Nucléaire iranien : après de fausses alertes, un accord enfin ?

Entre levée des derniers obstacles et libération de deux Irano-Britanniques, les signaux positifs se multiplient dans les négociations sur le nucléaire iranien même si la prudence reste de mise dans un contexte géopolitique tendu. 

«C’est bien parti», avance un diplomate occidental, tandis qu’une autre source espère une conclusion «cette semaine» dans un dossier où les échéances ont rarement été respectées.

Début mars, on évoquait déjà l’imminence d’un accord. Mais vendredi, les pourparlers, qui visent à redonner vie au pacte de 2015 destiné à empêcher Téhéran de se doter de la bombe atomique, étaient abruptement suspendus et le négociateur iranien Ali Baghéri repartait bredouille. 

En cause, des demandes de garanties par la Russie que les sanctions la visant à cause de la guerre en Ukraine ne concernent pas sa coopération avec Téhéran. 

Initialement, la requête ne portait que sur le domaine nucléaire et paraissait «raisonnable», mais elle avait ensuite été élargie, se heurtant au refus des Américains, avait expliqué une source proche de l’UE, coordinatrice des discussions.

Finalement, une visite à Moscou du chef de la diplomatie iranienne a permis de débloquer les choses, la Russie disant avoir reçu les garanties nécessaires.

«Il est maintenant clair que la manœuvre tactique de la Russie, qui a tenté de se servir de l’accord pour faire une brèche dans le régime de sanctions occidentales liées à l’Ukraine, n’a pas fonctionné», commente pour l’AFP Ali Vaez, expert de l’organisation de prévention des conflits International Crisis Group.

Deux «sujets» à régler

Autre lueur d’espoir, deux Irano-Britanniques condamnés en Iran à la prison pour des accusations qu’ils ont toujours niées ont été libérés mercredi.

«C’est un autre élément suggérant que les discussions», qui ont démarré en avril 2021 dans la capitale autrichienne, «touchent au but», estime dans une note Henry Rome, chez Eurasia Group.

Alors que l’Iran retient une dizaine de détenteurs de passeports occidentaux, le sort des quatre «otages» américains est aussi dans la balance. L’émissaire américain Robert Malley a promis qu’ils ne seraient pas oubliés.

Selon l’UE, l’essentiel du texte est prêt et «on en est au stade des notes de bas de page».

Téhéran assure de son côté qu’il ne reste plus que «deux sujets» à régler avec les États-Unis qui avaient quitté en 2018 l’accord et rétabli les sanctions, sous la présidence de Donald Trump. En réaction, la République islamique s’est progressivement affranchie des limites imposées à son programme nucléaire.

Le but des pourparlers, entre l’Iran d’un côté, de l’autre la Chine, la Russie, la France, le Royaume-Uni, l’Allemagne et indirectement les États-Unis, est donc de faire revenir les deux parties à leurs engagements respectifs.

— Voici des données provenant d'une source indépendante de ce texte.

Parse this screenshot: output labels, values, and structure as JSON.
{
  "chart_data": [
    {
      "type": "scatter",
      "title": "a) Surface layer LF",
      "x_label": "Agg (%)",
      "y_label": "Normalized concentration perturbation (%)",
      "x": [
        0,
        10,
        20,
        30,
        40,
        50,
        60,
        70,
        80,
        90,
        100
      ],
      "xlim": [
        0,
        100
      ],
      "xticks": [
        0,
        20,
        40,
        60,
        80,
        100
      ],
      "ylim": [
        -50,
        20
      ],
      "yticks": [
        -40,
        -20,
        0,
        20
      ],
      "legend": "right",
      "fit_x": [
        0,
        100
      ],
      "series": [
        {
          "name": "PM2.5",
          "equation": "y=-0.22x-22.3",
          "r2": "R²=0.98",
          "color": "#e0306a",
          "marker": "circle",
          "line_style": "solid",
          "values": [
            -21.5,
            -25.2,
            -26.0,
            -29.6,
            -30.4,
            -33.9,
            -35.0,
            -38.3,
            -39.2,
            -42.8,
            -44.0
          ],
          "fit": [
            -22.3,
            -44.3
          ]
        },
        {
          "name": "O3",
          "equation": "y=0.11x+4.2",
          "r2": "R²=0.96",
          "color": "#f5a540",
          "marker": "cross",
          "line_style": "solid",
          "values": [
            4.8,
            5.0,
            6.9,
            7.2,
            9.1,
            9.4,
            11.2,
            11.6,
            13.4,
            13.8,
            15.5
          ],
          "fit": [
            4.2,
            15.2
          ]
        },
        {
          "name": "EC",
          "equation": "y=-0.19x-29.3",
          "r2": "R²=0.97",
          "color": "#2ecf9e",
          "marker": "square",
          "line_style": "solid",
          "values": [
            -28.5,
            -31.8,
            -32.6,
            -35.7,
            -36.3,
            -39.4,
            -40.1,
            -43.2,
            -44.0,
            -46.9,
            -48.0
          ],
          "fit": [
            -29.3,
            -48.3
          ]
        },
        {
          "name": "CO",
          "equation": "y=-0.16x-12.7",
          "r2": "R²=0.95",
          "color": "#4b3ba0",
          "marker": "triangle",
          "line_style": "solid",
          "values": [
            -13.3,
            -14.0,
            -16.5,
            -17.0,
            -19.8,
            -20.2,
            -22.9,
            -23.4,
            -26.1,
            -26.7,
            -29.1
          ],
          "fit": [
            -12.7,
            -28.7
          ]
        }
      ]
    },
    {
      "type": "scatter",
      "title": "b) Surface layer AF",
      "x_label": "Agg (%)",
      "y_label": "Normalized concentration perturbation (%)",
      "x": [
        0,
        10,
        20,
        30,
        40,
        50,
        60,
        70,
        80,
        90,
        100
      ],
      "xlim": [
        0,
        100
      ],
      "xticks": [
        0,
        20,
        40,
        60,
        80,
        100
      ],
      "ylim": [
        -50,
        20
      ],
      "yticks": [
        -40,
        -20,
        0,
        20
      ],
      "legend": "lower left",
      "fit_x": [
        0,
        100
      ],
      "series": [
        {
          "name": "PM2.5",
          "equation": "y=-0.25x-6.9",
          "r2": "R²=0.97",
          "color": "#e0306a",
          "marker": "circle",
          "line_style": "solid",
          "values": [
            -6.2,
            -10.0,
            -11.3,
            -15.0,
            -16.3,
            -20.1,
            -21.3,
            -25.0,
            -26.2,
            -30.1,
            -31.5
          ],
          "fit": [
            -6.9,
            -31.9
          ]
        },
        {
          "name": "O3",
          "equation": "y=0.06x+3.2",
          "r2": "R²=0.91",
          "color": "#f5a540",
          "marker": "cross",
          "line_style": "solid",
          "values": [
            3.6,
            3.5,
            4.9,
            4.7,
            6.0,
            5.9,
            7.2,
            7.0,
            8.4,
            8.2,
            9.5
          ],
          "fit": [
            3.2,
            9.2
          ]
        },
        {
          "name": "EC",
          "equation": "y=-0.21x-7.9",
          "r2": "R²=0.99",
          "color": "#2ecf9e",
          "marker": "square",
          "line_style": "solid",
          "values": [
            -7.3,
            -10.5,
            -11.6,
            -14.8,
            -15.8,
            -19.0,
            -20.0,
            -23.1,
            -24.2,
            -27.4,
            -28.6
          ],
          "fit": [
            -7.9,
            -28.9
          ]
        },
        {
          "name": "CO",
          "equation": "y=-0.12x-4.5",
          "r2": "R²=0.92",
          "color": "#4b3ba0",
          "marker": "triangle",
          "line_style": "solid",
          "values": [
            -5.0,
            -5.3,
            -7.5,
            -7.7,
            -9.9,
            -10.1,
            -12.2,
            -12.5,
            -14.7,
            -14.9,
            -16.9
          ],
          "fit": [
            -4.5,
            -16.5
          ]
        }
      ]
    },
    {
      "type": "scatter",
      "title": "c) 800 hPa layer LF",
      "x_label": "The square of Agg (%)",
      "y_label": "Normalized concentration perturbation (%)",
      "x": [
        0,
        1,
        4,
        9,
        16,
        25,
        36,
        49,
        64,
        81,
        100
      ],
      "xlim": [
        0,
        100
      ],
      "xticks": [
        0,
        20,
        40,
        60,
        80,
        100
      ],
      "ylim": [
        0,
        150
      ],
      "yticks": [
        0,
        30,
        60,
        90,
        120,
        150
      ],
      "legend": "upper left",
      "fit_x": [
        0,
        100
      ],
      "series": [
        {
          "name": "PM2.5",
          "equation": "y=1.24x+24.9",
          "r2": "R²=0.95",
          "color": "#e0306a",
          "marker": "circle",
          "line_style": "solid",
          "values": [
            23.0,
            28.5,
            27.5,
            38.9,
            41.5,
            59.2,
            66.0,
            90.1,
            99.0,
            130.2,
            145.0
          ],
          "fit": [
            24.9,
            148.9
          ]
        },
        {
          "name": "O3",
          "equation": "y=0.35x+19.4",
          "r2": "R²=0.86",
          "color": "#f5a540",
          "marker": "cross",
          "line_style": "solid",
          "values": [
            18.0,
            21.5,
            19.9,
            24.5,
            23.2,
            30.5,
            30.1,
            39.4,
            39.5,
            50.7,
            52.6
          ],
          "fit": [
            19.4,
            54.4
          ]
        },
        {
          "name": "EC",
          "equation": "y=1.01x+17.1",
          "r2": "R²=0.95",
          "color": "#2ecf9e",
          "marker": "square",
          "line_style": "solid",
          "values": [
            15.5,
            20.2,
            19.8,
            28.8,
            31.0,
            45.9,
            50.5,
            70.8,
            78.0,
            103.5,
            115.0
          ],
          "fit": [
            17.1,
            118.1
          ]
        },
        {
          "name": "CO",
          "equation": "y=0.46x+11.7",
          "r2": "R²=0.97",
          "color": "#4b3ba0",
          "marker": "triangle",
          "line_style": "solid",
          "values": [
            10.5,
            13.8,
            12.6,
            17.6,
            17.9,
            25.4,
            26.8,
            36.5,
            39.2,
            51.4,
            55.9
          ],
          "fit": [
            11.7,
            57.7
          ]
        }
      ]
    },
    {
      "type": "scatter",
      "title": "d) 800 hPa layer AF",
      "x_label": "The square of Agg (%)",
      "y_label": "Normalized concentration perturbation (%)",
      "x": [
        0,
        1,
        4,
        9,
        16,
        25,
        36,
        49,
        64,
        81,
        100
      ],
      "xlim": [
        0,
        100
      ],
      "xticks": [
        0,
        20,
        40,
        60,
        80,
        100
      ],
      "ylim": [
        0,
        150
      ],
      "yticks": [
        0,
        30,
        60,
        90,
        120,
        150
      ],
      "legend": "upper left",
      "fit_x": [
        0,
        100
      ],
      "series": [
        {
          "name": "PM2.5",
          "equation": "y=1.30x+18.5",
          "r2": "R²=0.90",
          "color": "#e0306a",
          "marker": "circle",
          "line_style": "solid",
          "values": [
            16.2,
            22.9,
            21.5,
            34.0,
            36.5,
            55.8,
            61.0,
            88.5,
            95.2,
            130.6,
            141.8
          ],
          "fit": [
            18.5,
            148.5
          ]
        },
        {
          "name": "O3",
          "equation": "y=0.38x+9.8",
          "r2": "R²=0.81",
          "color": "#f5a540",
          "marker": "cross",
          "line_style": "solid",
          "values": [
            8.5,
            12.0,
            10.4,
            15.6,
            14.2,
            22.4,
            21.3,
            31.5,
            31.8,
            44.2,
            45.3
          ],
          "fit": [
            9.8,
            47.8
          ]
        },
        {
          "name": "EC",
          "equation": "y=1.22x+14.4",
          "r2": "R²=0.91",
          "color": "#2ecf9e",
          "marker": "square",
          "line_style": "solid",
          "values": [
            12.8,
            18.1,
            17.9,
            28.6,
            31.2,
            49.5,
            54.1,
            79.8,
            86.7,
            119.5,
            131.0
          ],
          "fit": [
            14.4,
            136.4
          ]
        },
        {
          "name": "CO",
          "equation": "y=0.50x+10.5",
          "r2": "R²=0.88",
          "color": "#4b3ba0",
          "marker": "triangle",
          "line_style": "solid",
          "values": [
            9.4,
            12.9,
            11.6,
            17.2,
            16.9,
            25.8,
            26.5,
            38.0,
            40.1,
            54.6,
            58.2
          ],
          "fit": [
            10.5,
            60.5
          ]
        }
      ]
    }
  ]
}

«Éviter une autre crise majeure»

Mais Téhéran craint que Washington ne renie une nouvelle fois sa parole une fois le président Joe Biden parti. 

Son ministre des Affaires étrangères, Hossein Amir-Abdollahian, a de nouveau insisté mercredi sur cette question d’une «garantie économique» qui protègerait le pays de sanctions internationales si l’histoire devait se répéter. 

L’autre point de contentieux porte sur les Gardiens de la Révolution, armée idéologique dont l’Iran demande le retrait de la liste noire, d’après une source proche du dossier.

Pour M. Rome, «ces différends ne devraient pas s’avérer insurmontables», car «les États-Unis comme l’Iran veulent un accord». 

Les négociateurs ne peuvent se permettre «d’échouer maintenant», veut également croire M. Vaez. «Trop de temps, d’énergie et de capital politique ont été investis, et les alternatives sont bien moins séduisantes», dit-il.

«Un nouveau coup de théâtre» n’est pas exclu, préviennent toutefois experts et diplomates, insistant sur «l’urgence». 

«Chaque heure qui passe accroit le risque que le conflit en Ukraine ne vienne compliquer les discussions» tant il bouleverse l’ordre géopolitique, souligne Daryl Kimball, directeur exécutif de l’Arms Control Association, interrogé par l’AFP.

Or, au vu du développement du programme nucléaire iranien, qui enrichit désormais l’uranium à un taux de 60 %, proche des 90 % nécessaires à la confection d’une bombe, «une restauration rapide du pacte de 2015 est essentielle pour éviter une autre crise majeure», ajoute-t-il.

Mercredi, l’Agence internationale de l’énergie atomique (AIEA), gendarme onusien du nucléaire, a émis un rapport donnant de nouveaux détails sur ces avancées techniques, qui se sont poursuivies au moment même où s’intensifiaient les pourparlers à Vienne.